Curiosities about Plumaria
This potted shrub is small in size and has large, showy leaves that are very decorative, and for this reason it is one of the most loved ornamental plants in the world. In Italy it can be successfully grown outdoors only in the warmest areas such as Sicily and the southern regions. Its beautiful flowers can have different colorswhich vary from white to pink, but it is not uncommon to also find it in yellow and coral red. The flowers give off the strong and typical scent of frangipani, particularly during the night hours. In addition to the typical leaves and fragrant flowers, Plumaria is known for its quickly growing straight and fleshy branches rich in white latex. Over time, however, these branches become woody, so much so that they make the plumaria very beautiful even in the absence of leaves and flowers. The wood, when the plant reaches large dimensions, is used in carpentry and as firewood ; in fact, the height can reach large dimensions and reach a height of 10 metres.
Useful information on Plumaria
We have already said that to thrive this plant requires high temperatures, and a typically warm and temperate climate of the warmer regions as its roots cannot resist the cold below 5 degrees. It loves the sun and does not tolerate the cold wind typical of the winter season, which is why cultivation in pots is recommended so that it can be moved to shelter in the winter months.
Plumaria requires a specific type of soil, sandy and with an alkaline soil acidity.
Plumaria generally doesn’t need a lot of water , but it all depends on what stage of growth it is in and the season. Its large leaves require constant irrigation in the heat, but it is essential that water stagnation is not created , so as to avoid both root and apical rot. In winter, however, with the loss of leaves, watering must be gradually reduced, while in the harsher winter months monthly watering is recommended, but it is important that the trunk remains turgid. In the spring period and with the rise in temperatures it is possible to resume regular irrigation. However, remember to wait until the soil is dry between one watering and another.
Plumaria needs precise times to be pruned and its maintenance is very strict. Dead and diseased branches can be eliminated all year round, but coppicing and pollarding can be done from February to April. If necessary, the roots of well-established specimens can be pruned in March. While when in flower, pruning can be done in the month of June. However, when the Plumaria loses its leaves and flowers, it can only be pruned in the months of August and September. From September to December it is possible to continue pruning it for maintenance or renewal of stripping hedges. The important thing is to always give a specific shape , and choose the right cut to stimulate the plant to create new branches if you don’t want it to grow too tall.
When the Plumaria is in the vegetative growth phase it is possible to start fertilizing it, so as to help it produce first the leaves and then the flowers. As with pruning, fertilization also follows a specific calendar ; if the plant is in a pot, ideal fertilization must take place in the months of February and March. If the plant is planted in loose ground, then September and October will be the ideal months.

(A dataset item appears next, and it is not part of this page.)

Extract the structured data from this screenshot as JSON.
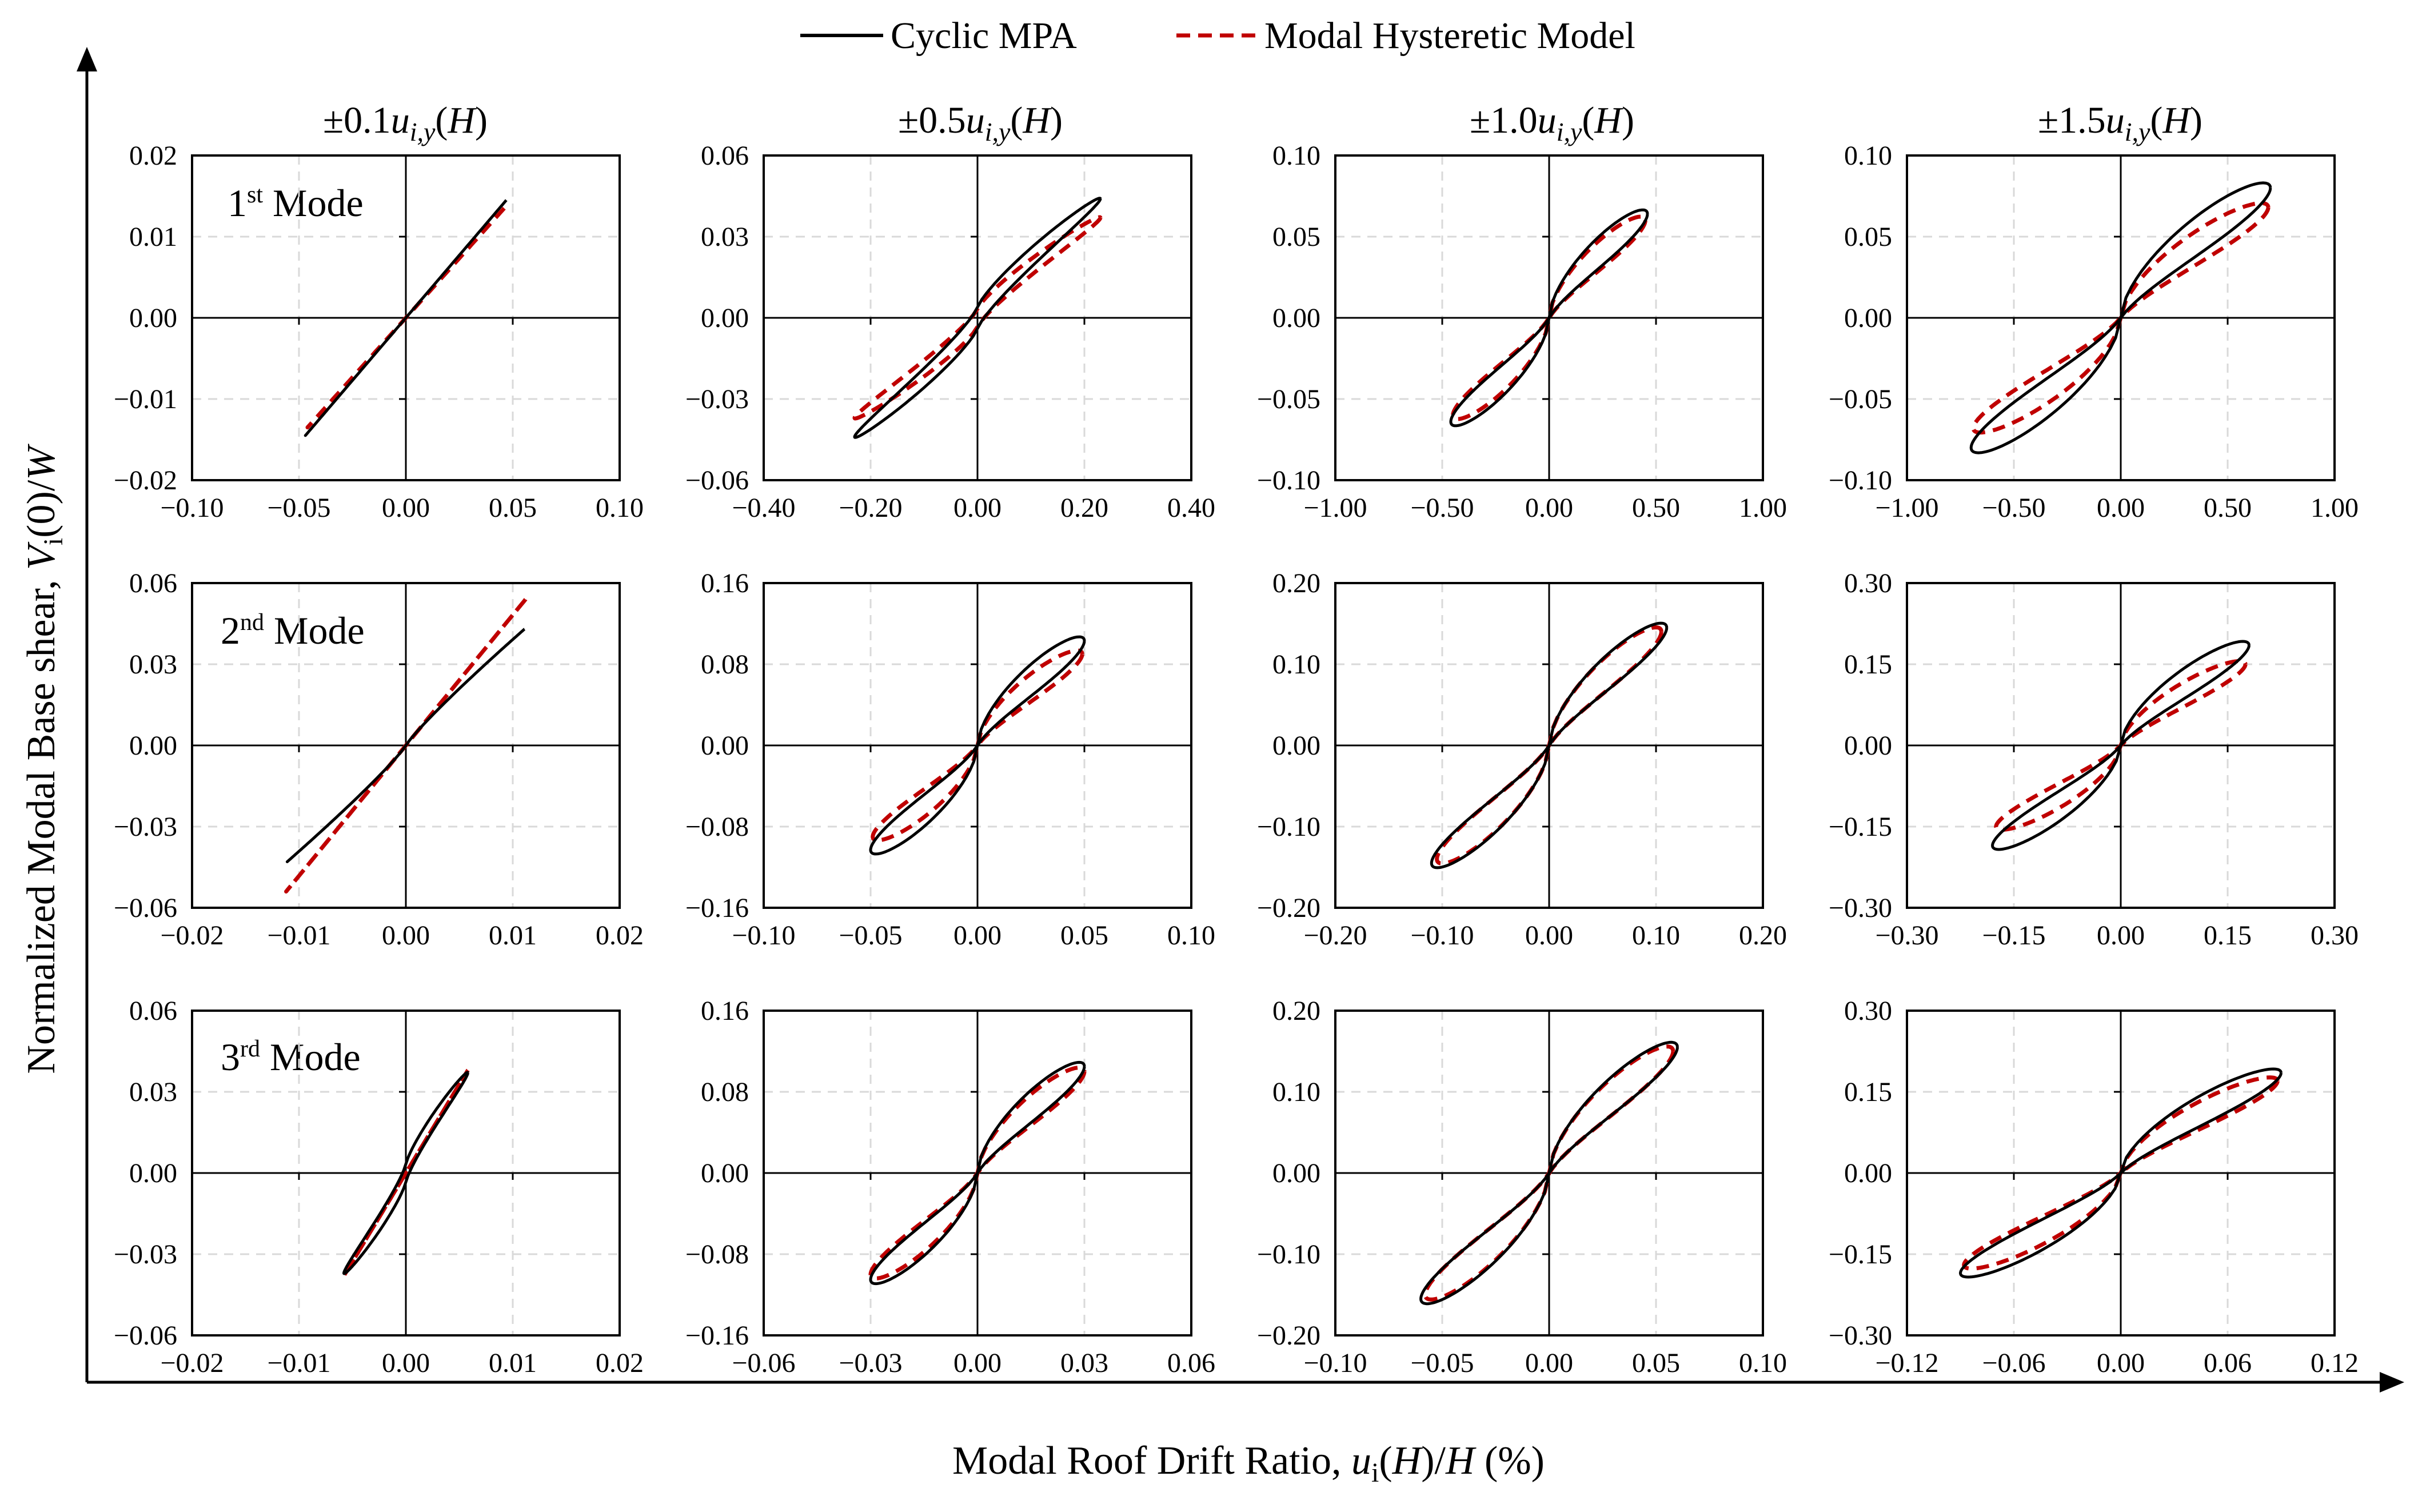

Plumaria lends itself well to propagation by cuttings , but success depends on whether or not rooting powder is used. Softwood cuttings and planting can take place in the months leading up to summer, March and April are ideal. For grafting and budding, keep in mind that the favorable period is from July to mid-August. For semi-mature cuttings, however, the ideal period is from mid-August to mid-September, while for semi-mature and mature cuttings we move to the months of January and February and from mid-December to the end of December.
Diseases and Parasites
In addition to the ideal temperature and irrigation, it is crucial to choose a well-ventilated place so as to best protect the plant from the possible attack of mites, particularly on the shoots, the most fragile part of the plant. If the plant becomes infested it is necessary to act promptly and use specific products.
Beneficial Properties of Plumaria
In the medicinal field this wonderful plant is used to treat disorders of the intestinal and digestive system, but also for skin diseases and much more. Be careful though, the plumaria as it is is highly toxic , in all its parts starting from the fleshy branches, moving from the leaves to the flowers.